One group of students froze, all intellectual activity ceasing.  A spider had appeared on the wall in front of them.  As my entire class moved over to the other side of the room, I dealt with the spider.  And it struck me how some moments shake the layers off us and make us simply humans, together in the same space.

When I was in graduate school, the conversations at grad student table were about posturing.  People talked about which scholarly theories they were studying, how those theories informed their teaching decisions, which people around the table were most marginalized by society.  (I was always assumed to lose that contest.  I was straight, white, and engaged--nothing out of the ordinary about me at all--until I pointed out that at that particular table filled with people who identified as "other," with African-American, gay, divorced, and single, I was the one who was marginalized.)  It was all about being perceived as intellectually worthy.  Even talking about teaching issues that didn't incorporate theoretical persectives was considered mundane.  When I mentioned that I was working with a student who was homesick or I could understand how some of our students embraced world views different from those of us around the table, I could see the eyes roll and hear the deliberate attempts to change conversation.

Then one day I was in the grocery store (how mundane of me!) and ran into a grad school colleague, one of the ones who was the least tolerant of non-intellectual talk at the grad table.  And what do you know, we were both buying Lucky Charms!  We ended up having our first real conversation, about concrete real life stuff, there in the cereal aisle, debating the merits of Lucky Charms vs.

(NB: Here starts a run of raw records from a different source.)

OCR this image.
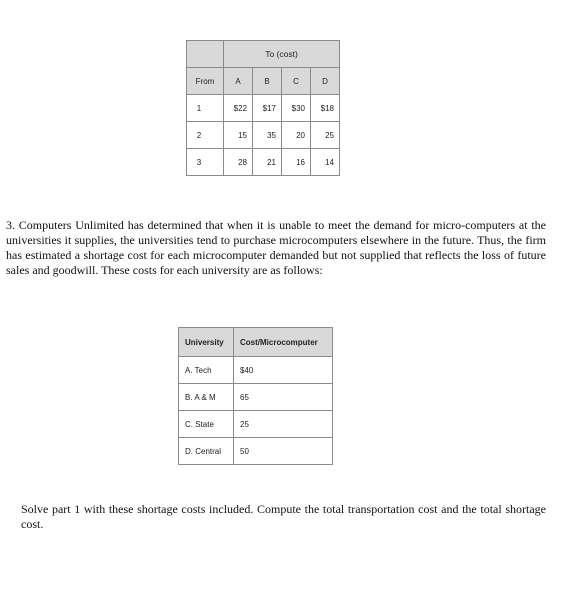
	To (cost)			
From	A	B	C	D
1	$22	$17	$30	$18
2	15	35	20	25
3	28	21	16	14

3. Computers Unlimited has determined that when it is unable to meet the demand for micro-computers at the universities it supplies, the universities tend to purchase microcomputers elsewhere in the future. Thus, the firm has estimated a shortage cost for each microcomputer demanded but not supplied that reflects the loss of future sales and goodwill. These costs for each university are as follows:

University	Cost/Microcomputer
A. Tech	$40
B. A & M	65
C. State	25
D. Central	50

Solve part 1 with these shortage costs included. Compute the total transportation cost and the total shortage cost.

Count Chocula.  Somehow, being in the grocery store acknowledged that no matter what our intellectual bent, we were still two humans in bodies that needed regular care and feeding.  It was triumphant moment somehow.

Watching my students cling to each other with their feet curled up on their chairs this morning reminded me that sometimes we just need to let go of the layers and the artifice and remember that we're all in this together and that there is comfort in that.